Pada Mei 2026, U.S. Securities and Exchange Commission (SEC) diperkirakan akan memperkenalkan kebijakan "pengecualian inovasi" untuk saham ter-tokenisasi, yang kemungkinan akan diumumkan secepatnya minggu ini. Terobosan utama dari kerangka regulasi ini terletak pada pemberian izin kepada pihak ketiga untuk menerbitkan token digital yang mengikuti harga saham perusahaan tercatat—tanpa memerlukan otorisasi dari perusahaan tersebut—dan memungkinkan token ini beredar bebas di platform keuangan terdesentralisasi (DeFi). "Token pihak ketiga" ini pada dasarnya adalah instrumen sintetis yang mengikuti harga saham, dan kemungkinan tidak memberikan hak suara maupun hak atas dividen.

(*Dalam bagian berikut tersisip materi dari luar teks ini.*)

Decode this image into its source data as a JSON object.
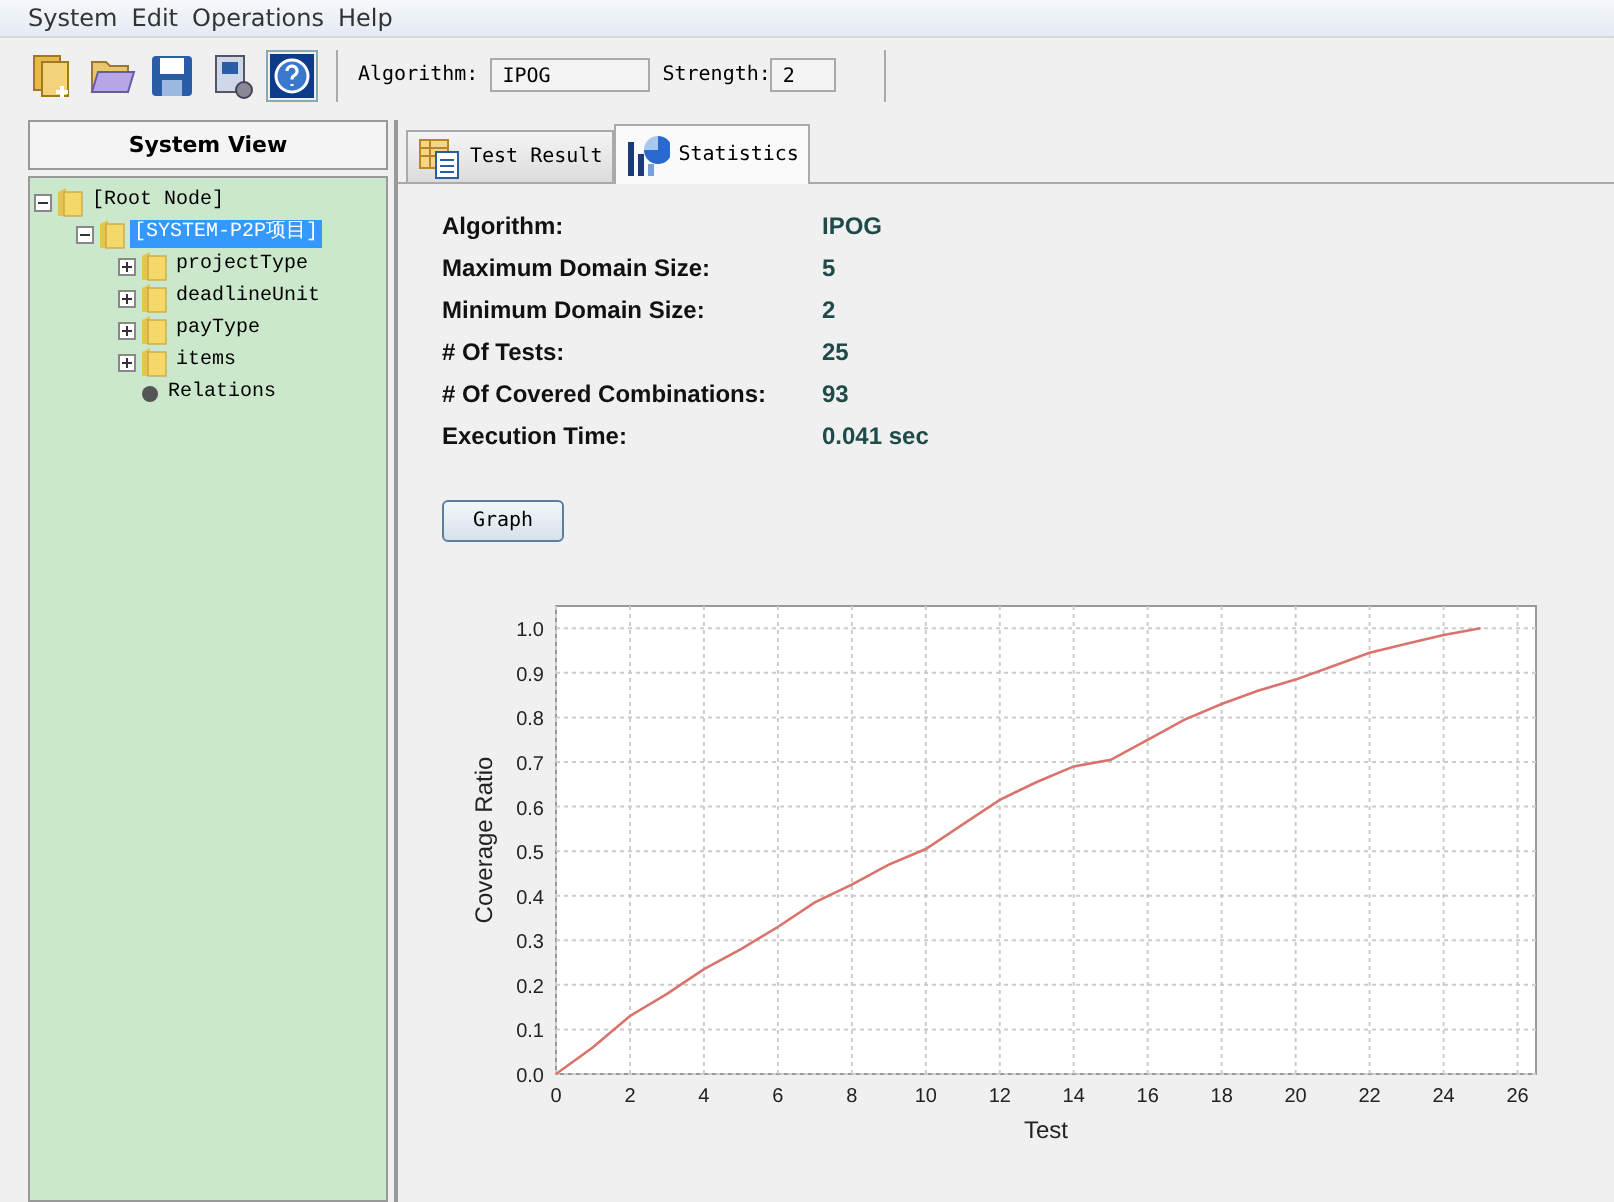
{
  "menu": [
    "System",
    "Edit",
    "Operations",
    "Help"
  ],
  "toolbar": {
    "algorithm_label": "Algorithm:",
    "algorithm": "IPOG",
    "strength_label": "Strength:",
    "strength": "2"
  },
  "sidebar": {
    "title": "System View",
    "tree": [
      {
        "label": "[Root Node]",
        "kind": "folder",
        "expanded": true,
        "selected": false,
        "children": [
          {
            "label": "[SYSTEM-P2P项目]",
            "kind": "folder",
            "expanded": true,
            "selected": true,
            "children": [
              {
                "label": "projectType",
                "kind": "folder",
                "expanded": false,
                "selected": false
              },
              {
                "label": "deadlineUnit",
                "kind": "folder",
                "expanded": false,
                "selected": false
              },
              {
                "label": "payType",
                "kind": "folder",
                "expanded": false,
                "selected": false
              },
              {
                "label": "items",
                "kind": "folder",
                "expanded": false,
                "selected": false
              },
              {
                "label": "Relations",
                "kind": "dot",
                "selected": false
              }
            ]
          }
        ]
      }
    ]
  },
  "tabs": [
    {
      "label": "Test Result",
      "kind": "table",
      "selected": false
    },
    {
      "label": "Statistics",
      "kind": "chart",
      "selected": true
    }
  ],
  "stats": [
    {
      "label": "Algorithm:",
      "value": "IPOG"
    },
    {
      "label": "Maximum Domain Size:",
      "value": "5"
    },
    {
      "label": "Minimum Domain Size:",
      "value": "2"
    },
    {
      "label": "# Of Tests:",
      "value": "25"
    },
    {
      "label": "# Of Covered Combinations:",
      "value": "93"
    },
    {
      "label": "Execution Time:",
      "value": "0.041 sec"
    }
  ],
  "graph_button": "Graph",
  "chart_data": {
    "type": "line",
    "xlabel": "Test",
    "ylabel": "Coverage Ratio",
    "x": [
      0,
      1,
      2,
      3,
      4,
      5,
      6,
      7,
      8,
      9,
      10,
      11,
      12,
      13,
      14,
      15,
      16,
      17,
      18,
      19,
      20,
      21,
      22,
      23,
      24,
      25
    ],
    "grid": true,
    "series": [
      {
        "color": "#d9736b",
        "values": [
          0,
          0.06,
          0.13,
          0.18,
          0.235,
          0.28,
          0.33,
          0.385,
          0.425,
          0.47,
          0.505,
          0.56,
          0.615,
          0.655,
          0.69,
          0.705,
          0.75,
          0.795,
          0.83,
          0.86,
          0.885,
          0.915,
          0.945,
          0.965,
          0.985,
          1.0
        ]
      }
    ],
    "xlim": [
      0,
      26.5
    ],
    "ylim": [
      0,
      1.05
    ],
    "xticks": [
      0,
      2,
      4,
      6,
      8,
      10,
      12,
      14,
      16,
      18,
      20,
      22,
      24,
      26
    ],
    "yticks": [
      {
        "value": 0,
        "label": "0.0"
      },
      {
        "value": 0.1,
        "label": "0.1"
      },
      {
        "value": 0.2,
        "label": "0.2"
      },
      {
        "value": 0.3,
        "label": "0.3"
      },
      {
        "value": 0.4,
        "label": "0.4"
      },
      {
        "value": 0.5,
        "label": "0.5"
      },
      {
        "value": 0.6,
        "label": "0.6"
      },
      {
        "value": 0.7,
        "label": "0.7"
      },
      {
        "value": 0.8,
        "label": "0.8"
      },
      {
        "value": 0.9,
        "label": "0.9"
      },
      {
        "value": 1,
        "label": "1.0"
      }
    ]
  }
}
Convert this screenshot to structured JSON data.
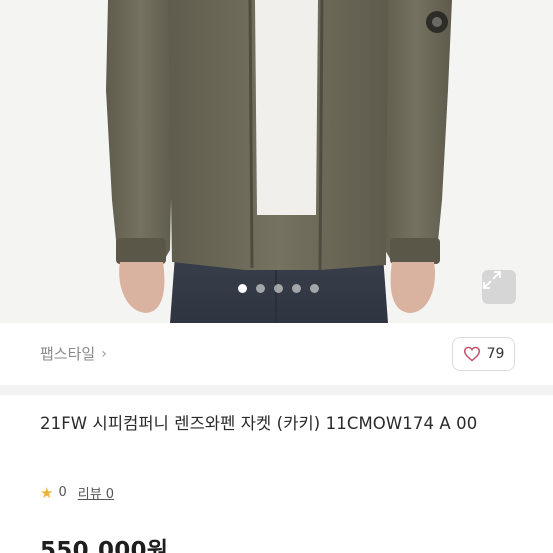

SEC telah secara jelas mengklasifikasikan sekuritas ter-tokenisasi ke dalam dua kategori: Pertama, yang dipimpin oleh penerbit atau agennya, memperluas proses penerbitan sekuritas tradisional ke dalam blockchain. Kedua, yang dibuat oleh pihak ketiga tanpa hubungan langsung dengan penerbit—kategori inilah yang dicakup oleh pengecualian. Dirancang sebagai pengaturan sementara selama 12 hingga 36 bulan, platform yang masuk dalam daftar pengecualian harus mematuhi batas eksposur risiko, persyaratan whitelist, serta kewajiban pelaporan rutin kepada SEC.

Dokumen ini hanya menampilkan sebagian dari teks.